Don't ever let anyone tell you that showing empathy or giving a damn about people is a weakness. (I have come across many such people in my life). It's a STRENGTH. Cutting off the part of yourself that cares is the easy way out, it's the holding onto the empath in you that's the harder way, because it involves feeling and looking at yourself. But it has the potential to bring you, as well as others, joy. And that, surely, is worth fighting for.
Meryl Streep once said that "the great gift of human beings is that we have the power of empathy."

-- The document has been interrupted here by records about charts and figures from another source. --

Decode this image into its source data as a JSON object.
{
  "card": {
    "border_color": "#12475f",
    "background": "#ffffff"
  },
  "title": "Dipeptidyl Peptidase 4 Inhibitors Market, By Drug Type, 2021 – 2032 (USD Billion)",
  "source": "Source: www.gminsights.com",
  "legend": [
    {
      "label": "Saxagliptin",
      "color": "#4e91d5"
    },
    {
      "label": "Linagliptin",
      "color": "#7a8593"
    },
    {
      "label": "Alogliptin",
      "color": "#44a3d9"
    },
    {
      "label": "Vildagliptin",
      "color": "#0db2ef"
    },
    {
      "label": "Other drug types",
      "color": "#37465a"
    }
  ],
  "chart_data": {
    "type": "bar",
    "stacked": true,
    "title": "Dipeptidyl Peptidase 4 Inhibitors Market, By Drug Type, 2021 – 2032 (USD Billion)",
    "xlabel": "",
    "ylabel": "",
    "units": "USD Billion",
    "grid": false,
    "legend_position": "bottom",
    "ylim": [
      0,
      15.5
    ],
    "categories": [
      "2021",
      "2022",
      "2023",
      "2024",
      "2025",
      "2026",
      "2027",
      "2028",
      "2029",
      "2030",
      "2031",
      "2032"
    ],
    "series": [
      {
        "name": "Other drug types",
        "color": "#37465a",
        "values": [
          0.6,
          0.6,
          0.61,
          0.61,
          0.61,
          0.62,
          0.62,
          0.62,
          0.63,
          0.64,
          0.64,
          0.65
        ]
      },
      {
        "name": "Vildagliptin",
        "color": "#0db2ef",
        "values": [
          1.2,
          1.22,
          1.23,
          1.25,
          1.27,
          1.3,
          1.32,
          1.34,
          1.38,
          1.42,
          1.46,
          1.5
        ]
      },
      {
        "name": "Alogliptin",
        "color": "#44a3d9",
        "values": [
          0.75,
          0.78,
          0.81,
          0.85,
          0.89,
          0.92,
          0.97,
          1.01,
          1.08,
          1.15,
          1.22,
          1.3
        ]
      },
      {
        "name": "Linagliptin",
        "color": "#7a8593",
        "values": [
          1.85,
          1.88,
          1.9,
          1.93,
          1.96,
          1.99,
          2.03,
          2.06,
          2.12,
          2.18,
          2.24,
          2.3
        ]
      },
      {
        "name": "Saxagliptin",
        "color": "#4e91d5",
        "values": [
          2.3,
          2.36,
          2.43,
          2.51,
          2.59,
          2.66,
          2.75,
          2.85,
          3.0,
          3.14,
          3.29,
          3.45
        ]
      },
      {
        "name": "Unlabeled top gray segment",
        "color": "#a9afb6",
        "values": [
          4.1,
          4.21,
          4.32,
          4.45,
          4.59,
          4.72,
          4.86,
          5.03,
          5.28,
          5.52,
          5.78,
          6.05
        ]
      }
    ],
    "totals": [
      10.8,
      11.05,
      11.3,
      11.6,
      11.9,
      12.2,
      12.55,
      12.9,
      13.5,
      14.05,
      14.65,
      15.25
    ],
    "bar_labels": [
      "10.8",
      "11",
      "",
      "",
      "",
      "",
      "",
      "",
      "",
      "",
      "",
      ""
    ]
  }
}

So what are you waiting for? You've been given a superpower, get out there and use it.
“Empathy is, in fact, an ideal that has the power both to transform our own lives and to bring about fundamental social change. Empathy can create a revolution. Not one of those old-fashioned revolutions based on new laws, institutions, or governments but something much more radical: a revolution of human relationships.” - Roman Krznaric
So well written and so relatable. I understood and have felt everything you wrote. Hope is the only thing that can keep the light shining and get us through. Hope for better day, hope for more love, more kindness, more humanity. Otherwise all we have left is despair.